NC Dinos – No. 43
- Catcher
- Born: March 17, 1986 (age 40)
- Batted: RightThrew: Right

KBO debut
- April 24, 2013, for the NC Dinos

Last appearance
- 2014, for the NC Dinos

KBO statistics
- Batting average: .135
- Home runs: 0
- RBI: 8
- Stats at Baseball Reference

Teams
- LG Twins Futures League team (2010); Sangmu Phoenix (2011–2012); NC Dinos (2013–2014);

= Lee Tae-won =

South Korean baseball player

Lee Tae-won (. Born March 17, 1986, in Seoul, South Korea) is a South Korean former catcher for the NC Dinos in the KBO League. He bats and throws right-handed.

== Amateur career ==
Lee played baseball at Choongam High School in Seoul from 2002 to 2004. Prior to graduation, he was selected in the 2nd round (47th overall) of the 2005 KBO draft by the LG Twins, which was the second-highest pick as a high school catcher. Although Lee was willing to play in the KBO without going to college, his mother opposed his decision strongly, and that conflict led him to give up baseball temporarily.

After sitting out the whole 2005 season, Lee eventually came back in 2006, deciding to play college baseball at Dongguk University. During his four-year college years, Lee was recognized as one of the best amateur catchers nationwide, becoming a fixture in the team's starting lineup in his freshman year and helping his team to win the national championship twice (in 2006 and 2008).
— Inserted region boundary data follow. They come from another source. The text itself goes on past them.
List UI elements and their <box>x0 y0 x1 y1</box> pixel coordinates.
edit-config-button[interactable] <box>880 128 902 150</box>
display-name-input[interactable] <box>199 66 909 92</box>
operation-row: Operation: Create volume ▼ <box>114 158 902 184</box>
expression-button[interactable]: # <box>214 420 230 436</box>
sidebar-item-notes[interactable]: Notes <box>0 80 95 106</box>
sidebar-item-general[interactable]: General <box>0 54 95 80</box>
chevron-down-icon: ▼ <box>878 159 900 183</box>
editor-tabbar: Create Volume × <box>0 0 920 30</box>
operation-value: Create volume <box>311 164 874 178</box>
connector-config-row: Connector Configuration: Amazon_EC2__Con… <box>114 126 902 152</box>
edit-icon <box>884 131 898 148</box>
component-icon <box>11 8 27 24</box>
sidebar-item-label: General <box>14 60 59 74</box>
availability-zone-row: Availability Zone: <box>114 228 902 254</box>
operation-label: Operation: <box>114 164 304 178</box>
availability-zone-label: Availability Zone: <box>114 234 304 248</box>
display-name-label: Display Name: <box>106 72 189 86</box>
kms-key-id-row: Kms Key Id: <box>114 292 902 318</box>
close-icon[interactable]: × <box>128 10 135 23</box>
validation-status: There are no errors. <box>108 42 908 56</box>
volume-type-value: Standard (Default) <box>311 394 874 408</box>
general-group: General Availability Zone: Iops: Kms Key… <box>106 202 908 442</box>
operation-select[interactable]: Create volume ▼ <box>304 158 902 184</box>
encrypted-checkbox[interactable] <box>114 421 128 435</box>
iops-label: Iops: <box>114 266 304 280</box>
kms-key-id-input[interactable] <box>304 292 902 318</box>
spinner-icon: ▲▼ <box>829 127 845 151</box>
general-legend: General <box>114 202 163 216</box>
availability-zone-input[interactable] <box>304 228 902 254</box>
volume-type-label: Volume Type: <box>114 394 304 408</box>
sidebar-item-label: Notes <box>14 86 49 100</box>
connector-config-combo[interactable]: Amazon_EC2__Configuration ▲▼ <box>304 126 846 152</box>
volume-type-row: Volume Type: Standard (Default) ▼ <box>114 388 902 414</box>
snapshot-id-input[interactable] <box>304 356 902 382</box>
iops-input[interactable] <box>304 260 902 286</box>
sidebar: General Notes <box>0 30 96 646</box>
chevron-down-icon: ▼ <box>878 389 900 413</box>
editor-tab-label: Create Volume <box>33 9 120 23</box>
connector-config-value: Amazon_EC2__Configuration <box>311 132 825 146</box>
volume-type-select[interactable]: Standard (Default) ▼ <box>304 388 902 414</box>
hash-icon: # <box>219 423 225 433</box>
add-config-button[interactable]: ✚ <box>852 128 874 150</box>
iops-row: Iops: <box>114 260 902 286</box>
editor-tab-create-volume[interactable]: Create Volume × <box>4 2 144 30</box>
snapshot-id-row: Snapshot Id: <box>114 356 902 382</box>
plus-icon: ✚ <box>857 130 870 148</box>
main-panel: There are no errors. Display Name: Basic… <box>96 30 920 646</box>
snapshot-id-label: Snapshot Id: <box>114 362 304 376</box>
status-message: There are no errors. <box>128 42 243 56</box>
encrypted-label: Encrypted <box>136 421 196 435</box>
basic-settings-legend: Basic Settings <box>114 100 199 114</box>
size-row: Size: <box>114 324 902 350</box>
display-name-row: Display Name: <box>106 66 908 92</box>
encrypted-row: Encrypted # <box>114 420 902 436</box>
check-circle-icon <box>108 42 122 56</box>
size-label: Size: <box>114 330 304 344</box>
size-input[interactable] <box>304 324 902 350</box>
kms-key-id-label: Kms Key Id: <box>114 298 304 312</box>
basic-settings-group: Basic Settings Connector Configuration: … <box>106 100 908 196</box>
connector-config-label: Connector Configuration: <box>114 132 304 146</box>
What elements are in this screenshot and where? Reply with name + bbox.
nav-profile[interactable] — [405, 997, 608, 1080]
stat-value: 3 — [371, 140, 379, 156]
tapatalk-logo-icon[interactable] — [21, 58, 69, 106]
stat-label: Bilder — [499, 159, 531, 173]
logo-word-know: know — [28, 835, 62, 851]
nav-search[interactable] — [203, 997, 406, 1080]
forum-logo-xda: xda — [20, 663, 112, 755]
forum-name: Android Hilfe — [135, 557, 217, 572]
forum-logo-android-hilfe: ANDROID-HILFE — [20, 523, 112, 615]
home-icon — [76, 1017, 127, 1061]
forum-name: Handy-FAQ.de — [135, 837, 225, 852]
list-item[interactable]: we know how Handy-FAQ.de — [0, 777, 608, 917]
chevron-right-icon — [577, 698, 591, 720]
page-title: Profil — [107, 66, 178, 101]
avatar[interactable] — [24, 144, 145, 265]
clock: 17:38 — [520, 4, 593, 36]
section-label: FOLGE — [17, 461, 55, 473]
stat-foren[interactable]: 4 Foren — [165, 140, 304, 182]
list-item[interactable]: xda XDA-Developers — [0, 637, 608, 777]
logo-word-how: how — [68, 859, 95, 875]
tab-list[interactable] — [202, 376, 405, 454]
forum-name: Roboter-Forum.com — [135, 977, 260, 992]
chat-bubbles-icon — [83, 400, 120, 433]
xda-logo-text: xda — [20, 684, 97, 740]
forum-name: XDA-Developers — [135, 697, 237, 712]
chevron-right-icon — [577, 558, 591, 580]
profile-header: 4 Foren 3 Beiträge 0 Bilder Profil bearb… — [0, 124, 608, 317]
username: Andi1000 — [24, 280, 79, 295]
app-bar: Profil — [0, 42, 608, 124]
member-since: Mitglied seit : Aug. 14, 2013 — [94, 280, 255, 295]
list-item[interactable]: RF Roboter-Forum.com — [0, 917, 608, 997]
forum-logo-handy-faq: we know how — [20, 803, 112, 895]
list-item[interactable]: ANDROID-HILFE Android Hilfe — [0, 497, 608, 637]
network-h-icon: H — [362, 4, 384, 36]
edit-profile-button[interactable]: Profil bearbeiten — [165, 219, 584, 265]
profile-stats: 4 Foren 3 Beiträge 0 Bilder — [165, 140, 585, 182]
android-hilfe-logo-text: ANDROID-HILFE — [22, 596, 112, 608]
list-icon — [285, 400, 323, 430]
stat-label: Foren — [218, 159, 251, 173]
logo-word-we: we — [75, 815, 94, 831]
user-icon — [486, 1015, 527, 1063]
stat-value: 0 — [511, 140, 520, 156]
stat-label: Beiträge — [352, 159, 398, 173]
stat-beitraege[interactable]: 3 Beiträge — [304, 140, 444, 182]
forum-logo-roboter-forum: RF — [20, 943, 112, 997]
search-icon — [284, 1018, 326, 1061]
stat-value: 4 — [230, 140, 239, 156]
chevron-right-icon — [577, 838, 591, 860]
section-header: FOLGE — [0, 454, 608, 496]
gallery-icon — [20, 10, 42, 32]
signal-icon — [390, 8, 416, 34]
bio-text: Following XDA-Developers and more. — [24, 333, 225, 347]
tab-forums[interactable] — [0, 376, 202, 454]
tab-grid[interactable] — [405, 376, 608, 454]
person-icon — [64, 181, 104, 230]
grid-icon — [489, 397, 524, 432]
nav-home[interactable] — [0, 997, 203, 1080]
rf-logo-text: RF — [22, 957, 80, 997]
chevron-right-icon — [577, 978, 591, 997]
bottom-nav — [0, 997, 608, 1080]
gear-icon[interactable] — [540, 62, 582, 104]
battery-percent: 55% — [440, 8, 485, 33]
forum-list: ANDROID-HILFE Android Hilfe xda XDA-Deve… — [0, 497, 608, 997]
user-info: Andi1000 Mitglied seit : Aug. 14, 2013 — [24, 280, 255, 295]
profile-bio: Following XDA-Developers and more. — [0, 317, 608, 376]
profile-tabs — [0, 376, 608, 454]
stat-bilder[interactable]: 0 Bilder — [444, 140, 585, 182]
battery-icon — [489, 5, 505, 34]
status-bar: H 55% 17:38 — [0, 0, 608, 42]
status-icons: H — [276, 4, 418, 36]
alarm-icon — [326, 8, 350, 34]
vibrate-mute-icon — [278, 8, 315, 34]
Lee made his first appearance on the international stage when he was selected for the South Korea national baseball team that would play in the 2006 Intercontinental Cup. In 2009 Lee was called up to the South Korean national team and competed in the Asian Baseball Championship where he was named to the All-Star team, playing in all the games as a starting catcher and batting a team-leading .556.

=== Notable international careers ===

| Year | Venue | Competition | Team | Individual note |
|---|---|---|---|---|
| 2006 | Philippines | Intercontinental Cup | 7th | 2 doubles |
| 2008 | Czech Republic | World University Baseball Championship | 4th | .182 BA (4-for-22), 3 RBI, 3 R |
| 2009 | Japan | Asian Baseball Championship |  | .556 BA (5-for-9), 1 RBI, 3 R, 2 BB, 1 SB All-Star (C) |

== Professional career ==
Lee was selected in the 5th round (33rd overall) of the 2010 KBO Draft by the LG Twins. In the 2010 season, Lee played with the Twins' second-tier team but received criticism after batting below .200 and making critical errors behind the plate. After the 2010 season, Lee joined the Sangmu Baseball Team to do a two-year mandatory military service.

He played sparingly for the NC Dinos in 2013–2014, mostly as a late-inning defensive replacement. He finished his career with a total of 20 hits in 148 at-bats for a batting average of .135.